As formas de violência são muitas. Mas a premissa fundamental continua a basear-se na nossa imoralidade e o vício de alguns em fecharem-se no casulo, revestirem-se do poder que a máscara lhes confere para serem senhores do seu mundo, no seu momento, ou pelo menos parece-lo. Sim, afinal dissimulamos, com certo encanto aquilo que realmente somos. Alguns conseguem conviver melhor e outros pior com a sua verdadeira natureza.
Poderia ser mais pronunciado, e alargar-me neste ponto mas isto serve de trampolim para a reflexão que proponho para esta entrada.

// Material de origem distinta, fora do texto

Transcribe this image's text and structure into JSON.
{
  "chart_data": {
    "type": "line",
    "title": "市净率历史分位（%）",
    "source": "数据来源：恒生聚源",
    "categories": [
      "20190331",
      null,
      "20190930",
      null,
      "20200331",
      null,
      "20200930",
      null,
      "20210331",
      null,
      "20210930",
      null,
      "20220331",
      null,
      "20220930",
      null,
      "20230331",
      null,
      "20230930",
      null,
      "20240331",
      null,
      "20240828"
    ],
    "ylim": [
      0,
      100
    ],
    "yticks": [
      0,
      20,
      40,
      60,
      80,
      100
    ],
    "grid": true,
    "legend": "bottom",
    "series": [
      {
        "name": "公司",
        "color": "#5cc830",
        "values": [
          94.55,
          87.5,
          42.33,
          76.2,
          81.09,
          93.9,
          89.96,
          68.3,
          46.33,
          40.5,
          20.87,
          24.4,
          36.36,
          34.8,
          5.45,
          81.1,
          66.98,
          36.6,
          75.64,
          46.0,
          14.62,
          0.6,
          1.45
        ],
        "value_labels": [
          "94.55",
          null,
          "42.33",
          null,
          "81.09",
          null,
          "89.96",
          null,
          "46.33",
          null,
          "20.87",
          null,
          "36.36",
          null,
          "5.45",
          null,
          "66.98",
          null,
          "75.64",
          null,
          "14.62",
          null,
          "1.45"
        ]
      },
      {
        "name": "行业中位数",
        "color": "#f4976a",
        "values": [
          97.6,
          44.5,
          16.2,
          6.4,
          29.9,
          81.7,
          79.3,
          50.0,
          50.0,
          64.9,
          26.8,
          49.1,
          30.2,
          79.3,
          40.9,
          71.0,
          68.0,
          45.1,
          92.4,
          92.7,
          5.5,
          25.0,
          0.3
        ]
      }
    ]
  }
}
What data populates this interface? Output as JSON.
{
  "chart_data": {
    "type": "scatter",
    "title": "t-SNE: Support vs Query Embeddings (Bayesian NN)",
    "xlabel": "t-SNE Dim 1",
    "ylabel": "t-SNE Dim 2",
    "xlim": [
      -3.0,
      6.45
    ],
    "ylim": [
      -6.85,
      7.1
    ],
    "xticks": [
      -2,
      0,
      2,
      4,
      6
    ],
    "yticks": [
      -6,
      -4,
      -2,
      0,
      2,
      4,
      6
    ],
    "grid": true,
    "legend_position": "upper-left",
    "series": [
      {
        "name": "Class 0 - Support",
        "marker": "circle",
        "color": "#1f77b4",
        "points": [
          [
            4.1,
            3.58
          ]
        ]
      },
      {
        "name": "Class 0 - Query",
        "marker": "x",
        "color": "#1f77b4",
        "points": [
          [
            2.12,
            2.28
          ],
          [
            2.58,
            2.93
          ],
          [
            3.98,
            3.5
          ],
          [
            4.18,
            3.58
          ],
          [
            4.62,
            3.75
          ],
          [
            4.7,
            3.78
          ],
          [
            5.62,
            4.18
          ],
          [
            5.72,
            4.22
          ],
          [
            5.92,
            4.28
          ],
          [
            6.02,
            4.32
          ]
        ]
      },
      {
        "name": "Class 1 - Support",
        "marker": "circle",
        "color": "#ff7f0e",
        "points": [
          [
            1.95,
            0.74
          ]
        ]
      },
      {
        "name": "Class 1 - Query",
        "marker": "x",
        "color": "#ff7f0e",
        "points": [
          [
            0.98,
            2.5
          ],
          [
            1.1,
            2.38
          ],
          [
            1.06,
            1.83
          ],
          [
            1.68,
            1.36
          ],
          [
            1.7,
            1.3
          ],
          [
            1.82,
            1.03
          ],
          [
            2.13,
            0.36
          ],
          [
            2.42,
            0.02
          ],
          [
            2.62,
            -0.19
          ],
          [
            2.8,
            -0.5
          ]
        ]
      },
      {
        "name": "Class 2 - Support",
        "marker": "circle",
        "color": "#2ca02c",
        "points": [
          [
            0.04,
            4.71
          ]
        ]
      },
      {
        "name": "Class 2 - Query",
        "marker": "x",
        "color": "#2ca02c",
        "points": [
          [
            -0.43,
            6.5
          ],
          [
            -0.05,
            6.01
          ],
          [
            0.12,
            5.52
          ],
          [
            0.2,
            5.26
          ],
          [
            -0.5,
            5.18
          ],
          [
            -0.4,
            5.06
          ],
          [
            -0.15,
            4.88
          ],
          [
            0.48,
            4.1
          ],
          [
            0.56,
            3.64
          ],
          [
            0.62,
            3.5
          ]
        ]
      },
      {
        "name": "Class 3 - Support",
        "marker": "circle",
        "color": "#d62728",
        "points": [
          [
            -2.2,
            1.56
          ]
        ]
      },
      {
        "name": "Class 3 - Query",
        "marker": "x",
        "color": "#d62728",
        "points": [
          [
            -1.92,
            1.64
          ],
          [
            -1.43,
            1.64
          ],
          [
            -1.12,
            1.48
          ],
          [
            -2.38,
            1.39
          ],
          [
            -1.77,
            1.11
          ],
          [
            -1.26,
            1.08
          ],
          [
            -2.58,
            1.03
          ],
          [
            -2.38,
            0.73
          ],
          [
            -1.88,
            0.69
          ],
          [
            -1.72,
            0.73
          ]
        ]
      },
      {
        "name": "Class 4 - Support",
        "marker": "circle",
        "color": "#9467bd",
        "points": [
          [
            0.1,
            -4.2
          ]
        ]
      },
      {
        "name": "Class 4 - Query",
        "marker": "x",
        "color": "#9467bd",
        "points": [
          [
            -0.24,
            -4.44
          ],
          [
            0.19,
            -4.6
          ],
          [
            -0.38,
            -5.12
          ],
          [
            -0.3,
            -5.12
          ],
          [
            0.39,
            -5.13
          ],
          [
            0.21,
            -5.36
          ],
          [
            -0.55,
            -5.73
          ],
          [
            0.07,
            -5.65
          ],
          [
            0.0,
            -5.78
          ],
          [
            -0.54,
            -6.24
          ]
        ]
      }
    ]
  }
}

Não se pode culpar ninguém, nem viver com sentimentos de culpa. A estratégia, ser cordial mas discordar, não aceitar, não viver a mentira. Por este motivo é difícil aceitar de forma branda que recorramos insistentemente a eufemismos para classificar aquilo que verdadeiramente somos em muitas situações. Somos jogos de poder. Não necessariamente politico. A esfera social mais comprometida e consciente, mobiliza-se e bem para atacar verdadeiras chagas e lacras deste mundo complexo. Situações que poderiam ser resolvidas sem o recurso a medidas de amparo… Somos força e ambição. A vida em harmonia pode parecer simples. Mas não é ameno pensar que a violência vive dentro de nós, à espera de um sinal. Queremos atacar ou defender? Sobreviver? No desespero alguns viram o ódio contra os seus pares e o amor dissipa-se como um relâmpago. Onde está o amor? O que falha quando um ser humano é capaz de matar, chacinar das mil e uma formas…
Em muitas situações sociais, identificamos a presença de conflito submerso numa determinada dimensão religiosa – uma prática ou costume que emerge nas interacções humanas. No mundo do trabalho frequentemente se observa esta situação, a dimensão religiosa do trabalho controla o sujeito, que é capaz de executar sem aspirar a liberdade criando nele experiencias difíceis, por vezes traumáticas, que podem culminar no suicídio. Neste sentido, o conflito não se resume ao Saara, à Líbia, ao Egipto ou a várias dezenas de países. O conflito é antes uma entidade abstracta que assume formas “humanas” de controle, exerce violência gratuita e arbitraria contra aqueles que querem amar.
E se esse mesmo conflito existisse em nós, sempre que de alguma forma atropelássemos alguém? Como seria se tomássemos consciência que por cada atropelo por mais insignificante que seja, surge uma vítima e um agressor?